## Data analysis
https://www.r-graph-gallery.com/101_Manhattan_plot.html

## Running sos notebook

On the Yale Farnam cluster,


On a local computer with for example 8 threads,

```
sos run BOLT-LMM_R_analysis_UKB.ipynb -q none -j 8
```


In [91]:
[global]
# Working directory
parameter: cwd = path('~/results/pleiotropy/2020-04_bolt/INT-BMI/')
#Input individuals summary stats file
parameter: input_pattern = '*.snp_stats.gz'
import glob
input_file = sorted(glob.glob(input_pattern))
fail_if(len(input_file) == 0, msg = f"Input pattern ``{input_pattern}`` failed to match any files.")
#Output merged summary stats file
parameter: summary_stats_file = 'INT-BMI.txt'

## Merging summary stats for all chromosomes

In [92]:
[step_1]
input: input_file
output: f'{cwd}/{summary_stats_file}.gz'
python: expand=True
    import gzip
    with gzip.open ('{_output}', 'wt') as outfile:
        with gzip.open({_input[0]:r}) as f:
            for line in f:
                outfile.write(line.decode('utf-8'))
            for files in [{_input:r,}][1:]:
                with gzip.open(files) as f:
                    for line in f:
                        if not line.startswith(b'SNP'):
                            outfile.write(line.decode('utf-8'))
    sum(1 for i in gzip.open('{_output}', 'r'))
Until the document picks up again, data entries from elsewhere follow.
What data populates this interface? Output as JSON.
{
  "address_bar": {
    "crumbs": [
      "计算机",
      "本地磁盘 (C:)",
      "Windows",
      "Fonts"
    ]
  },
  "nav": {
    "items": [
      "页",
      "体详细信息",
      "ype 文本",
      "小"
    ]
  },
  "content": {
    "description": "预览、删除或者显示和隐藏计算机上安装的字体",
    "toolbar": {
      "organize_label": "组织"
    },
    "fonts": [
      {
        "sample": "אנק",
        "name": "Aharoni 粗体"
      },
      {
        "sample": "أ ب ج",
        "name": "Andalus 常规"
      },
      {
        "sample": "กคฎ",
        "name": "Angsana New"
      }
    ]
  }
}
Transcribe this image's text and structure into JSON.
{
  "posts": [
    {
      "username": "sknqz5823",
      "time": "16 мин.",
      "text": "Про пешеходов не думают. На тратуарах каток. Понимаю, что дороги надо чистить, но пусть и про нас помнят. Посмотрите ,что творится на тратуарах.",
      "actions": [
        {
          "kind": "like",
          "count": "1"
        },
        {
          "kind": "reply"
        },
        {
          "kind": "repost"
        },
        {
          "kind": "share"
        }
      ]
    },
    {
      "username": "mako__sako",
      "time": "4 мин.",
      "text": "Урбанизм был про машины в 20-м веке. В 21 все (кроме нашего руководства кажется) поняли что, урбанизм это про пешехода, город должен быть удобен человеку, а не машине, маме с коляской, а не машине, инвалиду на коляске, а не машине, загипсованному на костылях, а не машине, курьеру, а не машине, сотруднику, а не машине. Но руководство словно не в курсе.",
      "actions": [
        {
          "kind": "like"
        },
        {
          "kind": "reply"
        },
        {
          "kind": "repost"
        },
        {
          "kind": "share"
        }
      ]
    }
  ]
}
## Creating the Manhattan and Q-Q plots

In [89]:
[step_2]
input: output_from('step_1')
output: f'{cwd}/{_input:bnn}.manhattan.png', f'{cwd}/{_input:bnn}.qqplot.png'
task: trunk_workers = 1, trunk_size = job_size, walltime = '12h', mem = '60G', tags = f'{step_name}_{_output:bn}'
R: expand=True
    if (!require('qqman')) install.packages('qqman'); library('qqman')
    INTBMI_data <- read.table(gzfile('{_input}'), header=T)
    png('{_output[0]}', width = 6, height = 4, unit='in', res=300)
    bmi_manhattan <- manhattan(INTBMI_data, chr='CHR', bp='BP', snp='SNP', p='P_BOLT_LMM', main = "INT-BMI Manhattan Plot", ylim = c(0, 250), cex = 0.6, 
    cex.axis = 0.9, col = c("blue4", "orange3"), suggestiveline = T, genomewideline = T, chrlabs = c(1:22))
    dev.off()
    png('{_output[1]}', width = 6, height = 4, unit='in', res=300)
    qq_plot <- qq(INTBMI_data$P_BOLT_LMM, main = "INT-BMI Q-Q plot of Bolt-LMM p-values", xlim = c(0, 8), ylim = c(0, 300), pch = 18, col = "blue4", cex = 1.5, las = 1)
    dev.off()

Awk to find the minimum and maximum values in a specific column

In [None]:
#awk '(NR==1){Min=$3;Max=$3};(NR>=3){if(Min>$3) Min=$3;if(Max<$3) Max=$3} END {printf "The Min is %d ,Max is %d",Min,Max}' ukb_mfi_chr1_v3.txt

Show the lowest p-values

In [None]:
#gzcat Test_INT-BMI.txt.gz | awk -F "\t" '{ if ($16 <= 5e-8) { print } }'| sort -g | head -n 5

To find the overlapping variants between dataset 1 and dataset 2

In [None]:
awk 'NR==FNR {FILE1[$1]=$0; next} ($1 in FILE1) {print $0}' dataset2 dataset1 > dataset1_subset_overlapping_dataset2

## PLINK v1.9 LD-clumping
To perform p-value informed LD clumping in PLINK. 
In this procedure only the most significant SNP (i.e. lowest p-value) in a LD block is identified and used for further analysis. This reduces the correlation between the remaining SNPs while retaining SNPs with the strongest statistical evidence. 
This is done to identify a subset of independent SNPs in the dataset

**Questions:**

1. Which reference dataset to use? Options are 1000G_CEU, hapmap_CEU_r23a_filtered, UK10K, HRC reference panel
FIXME: if the SNPs are not in the reference panel they won't be outputed as index SNPs
2. What is the significance threshold for the index variant (p1) we should use for the analyses? p=5e-08
3. What significance threshold to use for the SNPs to be clumped? p=1 (this will include all the SNPs)
4. What LD r2 to use? r2=0.5
5. What window size in kb to use (research about the average LD in the human genome for CEU population)? I decided to use 1Mb (1000Kb)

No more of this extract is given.